Di titik itulah saya hendak meletakkan generasi milenial. Ia tidak hanya sebuah entitas yang diagungkan dan diklaim sebagai ‘pemimpin masa depan’ namun juga punya posisi sentral sebelum menuju masa depan. Negara pendaku dan penganut sistem demokrasi ini secara ideal akan sangat memungkinkan. Artinya, milenial bebas bersuara, bebas kritis di media. Persoalan nanti dihapus sebagaimana kasus mural atau tersandung kartu joker bernama UU ITE merupakan ihwal lain. Intinya, secara ideal dan pragmatis apa yang saya sampaikan di atas kemungkinan besar berguna.

Menuju Media Alternatif

Ketika sudah tercipta iklim kritis yang benar-benar kritis, di titik itu kita akan menemukan sebuah media alternatif. Media dalam arti alternatif ini tidak hanya sebuah media yang ada dan eksis. Media yang saya inginkan adalah media yang ‘hiper-eksis’ dalam istilah saya, melampaui media yang sekadar ada. Dari itu, hal yang paling memikat untuk konteks saat ini adalah kritis terhadap segala hal, utamanya berkaitan dengan kebijakan negara.

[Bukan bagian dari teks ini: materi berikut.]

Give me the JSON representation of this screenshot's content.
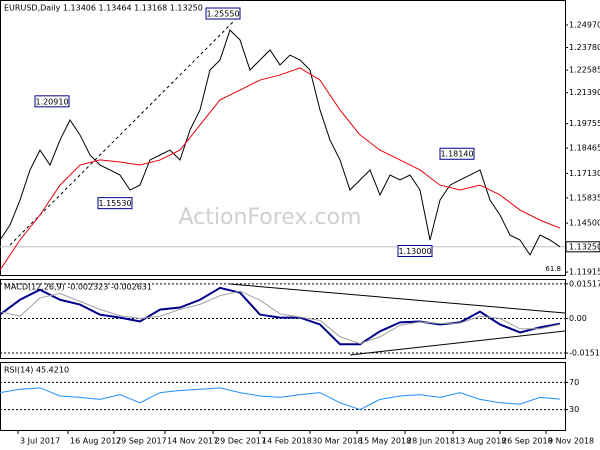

Itu salah satu hal yang ideal dan hal seksi yang patut dilirik. Sebab, sekali lagi saya tegaskan, negara ini pendaku dan penganut demokrasi kuat. Secara otomatis, negara akan menyediakan ruang yang sangat terbuka bagi suara-suara kritis dari agen milenial. Suara kritis yang benar-benar dibutuhkan, sebagai tambahan nutrisi bagi demokrasi. Harus diingat, kritik dalam negara demokrasi adalah nutrisi. Akhirnya, kita akan benar-benar menciptakan sebuah iklim media yang kritis dan altenatif. Menolak untuk menjadi milenial yang berkecimpung di dunia yang sama seperti pada umumnya.

Sudah seyogianya milenial meletakkan fondasi diferensial dengan kebanyakan orang. Kritis adalah salah satu bagian dari itu, maka ia harus dibangun pelan-pelan. Saya kira itu sangat baik, utamanya dalam menghadapi pembungkaman kritik secara cara halus. Posisi seperti ini yang sungguh saya inginkan dan dambakan, di mana milenial menjelma oposisi yang cerewet. Ia tidak hanya manut dan kehilangan daya kritis di tengah kebijakan yang menindas banyak lapisan masyarakat.